Quitting smoking can be difficult, and there are other proven, safe, and effective methods for quitting smoking (see medications section above). However, vaping products and e-cigarettes deliver nicotine in a less harmful way than smoking, and may reduce health risks for smokers who are unwilling or unable to:

    • quit on their own 
    • quit using approved nicotine replacement therapies (such as gums, lozenges and patches) or medication
    • quit using counselling

    While evidence is still emerging, there is limited evidence that e-cigarette use is linked to improved rates of success when quitting.

    Are e-cigarettes safe?

    If you are not a smoker, vaping can increase your exposure to some harmful chemicals that could negatively affect your health. Vaping could also expose you to nicotine, which is addictive.

    There are also concerns about the appeal of vaping products among youth and their potential to encourage tobacco use. There is clear evidence that nicotine exposure during adolescence adversely affects cognitive function and development and using vaping products that contain nicotine could potentially lead to addiction.

    If you are a smoker however, vaping is a less harmful option than smoking.

    Health risks of vaping

    There are a number of health concerns relating to vaping, including the presence of nicotine, other harmful chemicals, exposure to second-hand vape, and device malfunctions.

    Vaping with nicotine: Nicotine is not known to cause cancer. It is approved for use in nicotine replacement therapies, such as the patch or nicotine gum. However, there are risks linked to nicotine. Nicotine is a highly addictive substance. Vaping could result in symptoms of nicotine dependence.

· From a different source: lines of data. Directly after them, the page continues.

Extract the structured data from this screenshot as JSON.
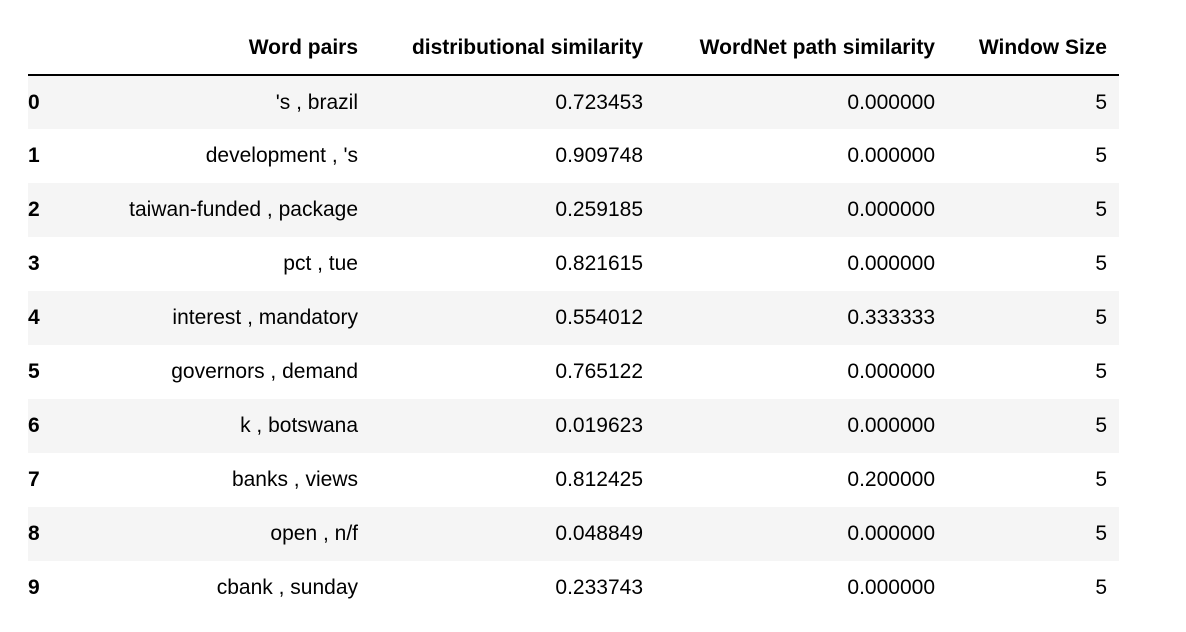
{
  "table": {
    "columns": [
      "Word pairs",
      "distributional similarity",
      "WordNet path similarity",
      "Window Size"
    ],
    "rows": [
      {
        "index": "0",
        "word_pairs": "'s , brazil",
        "distributional_similarity": "0.723453",
        "wordnet_path_similarity": "0.000000",
        "window_size": "5"
      },
      {
        "index": "1",
        "word_pairs": "development , 's",
        "distributional_similarity": "0.909748",
        "wordnet_path_similarity": "0.000000",
        "window_size": "5"
      },
      {
        "index": "2",
        "word_pairs": "taiwan-funded , package",
        "distributional_similarity": "0.259185",
        "wordnet_path_similarity": "0.000000",
        "window_size": "5"
      },
      {
        "index": "3",
        "word_pairs": "pct , tue",
        "distributional_similarity": "0.821615",
        "wordnet_path_similarity": "0.000000",
        "window_size": "5"
      },
      {
        "index": "4",
        "word_pairs": "interest , mandatory",
        "distributional_similarity": "0.554012",
        "wordnet_path_similarity": "0.333333",
        "window_size": "5"
      },
      {
        "index": "5",
        "word_pairs": "governors , demand",
        "distributional_similarity": "0.765122",
        "wordnet_path_similarity": "0.000000",
        "window_size": "5"
      },
      {
        "index": "6",
        "word_pairs": "k , botswana",
        "distributional_similarity": "0.019623",
        "wordnet_path_similarity": "0.000000",
        "window_size": "5"
      },
      {
        "index": "7",
        "word_pairs": "banks , views",
        "distributional_similarity": "0.812425",
        "wordnet_path_similarity": "0.200000",
        "window_size": "5"
      },
      {
        "index": "8",
        "word_pairs": "open , n/f",
        "distributional_similarity": "0.048849",
        "wordnet_path_similarity": "0.000000",
        "window_size": "5"
      },
      {
        "index": "9",
        "word_pairs": "cbank , sunday",
        "distributional_similarity": "0.233743",
        "wordnet_path_similarity": "0.000000",
        "window_size": "5"
      }
    ]
  },
  "colors": {
    "striped_row": "#f5f5f5",
    "header_rule": "#000000"
  }
}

    Children and youth are especially susceptible to the negative effects of nicotine, including addiction. Nicotine is known to alter brain development and can affect memory and concentration. It may also predispose youth to addiction to nicotine and possibly other drugs.

    In some cases, vaping liquid containers have enough nicotine to be poisonous to young children. Children must be prevented from getting vaping liquid.

    Health risks of other chemicals in vaping: There are health risks linked to other chemicals found in vaping products. While the main liquids in vaping products are considered safe for use in many consumer products, the long-term safety of inhaling them is unknown and continues to be assessed.

    The heating of the liquid during vaping can cause new chemicals to be created. Some contaminants might also get into the vaping products and then into the vapour.

    Second-hand vapour: Bystanders can also be exposed to vapour that is exhaled by users. The health effects to non-users from exposure to second-hand vapour are still unknown. While the risks from vapour are expected to be much lower than tobacco smoke, Health Canada recommends that users be cautious around non-users and youth.

    Device malfunctions: Injuries from vaping product malfunctions, including explosions and fires, have occurred. For more information on product safety requirements, and how to protect yourself, read about vaping product, safety and regulation. 

    More information
    In British Columbia, the sale, display, promotion and use of e-cigarettes are regulated under the Tobacco and Vapour Products Control Act and Regulations.